Is het waar dat de journalist werd opgepakt nadat hij foto’s maakte van het wegslepen van een man door twee Belgische politieagenten wegens verstoring van de openbare orde en opruiing, maar dat deze aanklacht inmiddels is ingetrokken?

Antwoord 2

Volgens de Belgische politie weigerde de heer Karskens de omgeving van de ingang van het station te verlaten na herhaalde verzoeken. Ook zou hij daar aanwezige personen hebben opgeroepen actie te ondernemen tegen de politie. Daarop werd de heer Karskens administratief aangehouden wegens het verstoren van de openbare orde. Na drie uur werd hij weer vrijgelaten.

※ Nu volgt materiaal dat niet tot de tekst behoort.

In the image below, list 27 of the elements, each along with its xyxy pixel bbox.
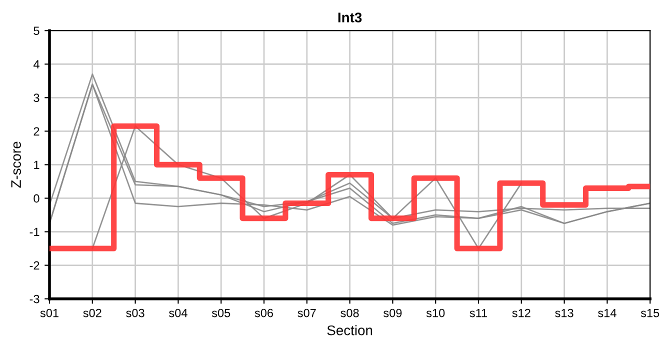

Ik ben mij ervan bewust dat de heer Karstens een andere lezing van de gebeurtenissen heeft.

Vraag 3

Deelt u de mening dat deze politiële ingreep jegens de journalist een inbreuk is op de vrije nieuwsgaring?

Antwoord 3

Het betreft hier een interne Belgische aangelegenheid die dan ook door de Belgische autoriteiten moet worden beoordeeld.

Vraag 4

Bent u bereid om te onderzoeken hoe vrije nieuwsgaring Europeesrechtelijk veranderd kan worden?

Antwoord 4

Sinds de inwerkingtreding van het Verdrag van Lissabon schrijft het Handvest van de Grondrechten van de Europese Unie dwingend voor dat eenieder recht heeft op vrijheid van meningsuiting. Dit recht omvat onder meer de vrijheid om kennis te nemen of te geven van informatie of ideeën, zonder inmenging van enig openbaar gezag en ongeacht grenzen, aldus artikel 11 van het Handvest van de Grondrechten. Eventuele beperkingen door de overheid moeten in overeenstemming zijn met het Europees Verdrag tot bescherming van de rechten van de mens en de fundamentele vrijheden (EVRM). Daarmee is de vrije nieuwsgaring in het kader van de EU-Verdragen naar mijn oordeel voldoende verankerd en weet iedere lidstaat waaraan hij zich heeft te houden.

Hierbij moet bedacht worden dat de EU formeel geen bevoegdheid heeft om maatregelen vast te stellen met betrekking tot de vrije nieuwsgaring in een lidstaat.


XNoot
1

De pers, «België heeft liever geen pottenkijkers bij aanpak asielzoekers», 8 november 2010.